Recipe 4 — cache simulation across runs

pickle for persistence:

import pickle, os

cache = "out_cached.pkl"
if os.path.exists(cache):
    with open(cache, "rb") as f:
        out = pickle.load(f)
    print("loaded cached")
else:
    out = run("examples/batch_case39.yaml")     # long sim
    with open(cache, "wb") as f:
        pickle.dump(out, f)
    print("ran fresh")

SimulationResult is picklable (unless you've attached non-serialisable extras).

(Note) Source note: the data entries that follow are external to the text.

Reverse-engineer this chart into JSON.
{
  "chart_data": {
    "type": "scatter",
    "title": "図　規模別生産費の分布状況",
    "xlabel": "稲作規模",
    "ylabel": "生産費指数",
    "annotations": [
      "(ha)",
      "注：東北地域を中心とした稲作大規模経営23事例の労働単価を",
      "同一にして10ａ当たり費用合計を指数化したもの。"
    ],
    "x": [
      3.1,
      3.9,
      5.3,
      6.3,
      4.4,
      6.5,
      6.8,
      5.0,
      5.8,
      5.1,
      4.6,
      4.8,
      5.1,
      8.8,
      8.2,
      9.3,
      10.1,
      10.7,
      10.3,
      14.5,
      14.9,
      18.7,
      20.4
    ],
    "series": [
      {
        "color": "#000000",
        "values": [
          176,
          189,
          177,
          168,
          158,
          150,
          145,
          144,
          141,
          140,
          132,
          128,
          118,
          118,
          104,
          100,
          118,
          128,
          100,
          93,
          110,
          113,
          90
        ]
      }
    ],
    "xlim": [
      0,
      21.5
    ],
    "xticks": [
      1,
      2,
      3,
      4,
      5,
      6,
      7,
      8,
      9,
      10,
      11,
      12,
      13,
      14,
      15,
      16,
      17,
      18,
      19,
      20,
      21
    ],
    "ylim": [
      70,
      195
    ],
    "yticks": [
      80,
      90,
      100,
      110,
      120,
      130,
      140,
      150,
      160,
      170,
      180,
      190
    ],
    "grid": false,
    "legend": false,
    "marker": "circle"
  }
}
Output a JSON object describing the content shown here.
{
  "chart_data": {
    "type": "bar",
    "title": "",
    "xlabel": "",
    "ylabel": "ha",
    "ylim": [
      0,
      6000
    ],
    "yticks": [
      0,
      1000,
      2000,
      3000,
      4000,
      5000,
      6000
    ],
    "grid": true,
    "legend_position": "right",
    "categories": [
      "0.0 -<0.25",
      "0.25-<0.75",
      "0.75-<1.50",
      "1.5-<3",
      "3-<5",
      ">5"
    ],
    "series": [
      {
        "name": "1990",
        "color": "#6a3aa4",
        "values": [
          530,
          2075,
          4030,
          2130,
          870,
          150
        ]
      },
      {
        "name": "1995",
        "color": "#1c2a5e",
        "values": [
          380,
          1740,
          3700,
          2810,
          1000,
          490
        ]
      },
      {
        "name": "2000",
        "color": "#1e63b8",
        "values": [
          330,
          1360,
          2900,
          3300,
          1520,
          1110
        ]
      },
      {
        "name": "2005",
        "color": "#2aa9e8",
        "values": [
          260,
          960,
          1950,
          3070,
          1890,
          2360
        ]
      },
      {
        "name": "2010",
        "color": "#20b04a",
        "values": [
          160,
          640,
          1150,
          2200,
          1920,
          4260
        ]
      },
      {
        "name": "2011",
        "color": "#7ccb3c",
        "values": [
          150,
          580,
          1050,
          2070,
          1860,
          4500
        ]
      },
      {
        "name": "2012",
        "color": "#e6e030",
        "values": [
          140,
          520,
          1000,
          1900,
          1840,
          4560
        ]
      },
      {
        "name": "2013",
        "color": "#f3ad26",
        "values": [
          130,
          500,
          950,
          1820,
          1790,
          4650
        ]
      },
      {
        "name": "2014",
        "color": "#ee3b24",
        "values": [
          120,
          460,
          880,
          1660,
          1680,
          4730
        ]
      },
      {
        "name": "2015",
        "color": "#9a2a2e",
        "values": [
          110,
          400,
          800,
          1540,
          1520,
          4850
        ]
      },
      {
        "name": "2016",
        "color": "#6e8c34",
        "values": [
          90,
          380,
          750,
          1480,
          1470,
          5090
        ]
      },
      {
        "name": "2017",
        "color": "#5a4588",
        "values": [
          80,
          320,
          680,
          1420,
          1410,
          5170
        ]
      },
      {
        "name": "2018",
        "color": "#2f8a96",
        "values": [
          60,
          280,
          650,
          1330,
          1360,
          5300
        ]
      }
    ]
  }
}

Recipe 5 — %timeit performance comparison

%timeit run("examples/single_case39.yaml", \
            solver={"kind": "modified_euler"}, plot=False, verbose=0)
# 1 loop, best of 5: 9.4 s per loop

%timeit run("examples/single_case39.yaml", \
            solver={"kind": "scipy_dop853"}, plot=False, verbose=0)
# 1 loop, best of 5: 5.1 s per loop

Handling large outputs

BatchResult objects are heavy — print-ing them freezes the browser. Only print key scalars:

out = run("examples/batch_case39.yaml")
print(f"accepted: {out.result.n_accepted}/{out.result.n_total}")
# Don't print(out) directly!

Inspect per-sample details via metadata.parquet:

import pandas as pd
meta = pd.read_parquet("./out_batch/metadata.parquet")
meta.head()

Jupyter on a remote server

SSH tunnel for browser access:

# Local terminal
ssh -L 8888:localhost:8888 user@server

# On the server
jupyter lab --no-browser --port 8888

# Local browser → http://localhost:8888

FAQ

Q: Figures don't display

Make sure the first cell ran %matplotlib inline. For zoom/pan, use %matplotlib widget:

conda install -c conda-forge ipympl
%matplotlib widget

Q: No module named 'pylectra'

Jupyter is using the wrong Python. Verify:

import sys
print(sys.executable)
# Should be .../envs/pylectra-env/python.exe

If not, register your conda env as a Jupyter kernel:

conda activate pylectra-env
pip install ipykernel
python -m ipykernel install --user --name pylectra-env --display-name "Python (pylectra-env)"

Restart Jupyter and pick Python (pylectra-env) for new notebooks.

Q: matplotlib CJK font glyphs garbled

import matplotlib.pyplot as plt
plt.rcParams["font.sans-serif"] = ["Microsoft YaHei", "SimHei", "Noto Sans CJK SC"]
plt.rcParams["axes.unicode_minus"] = False

Run this in the first cell of the notebook.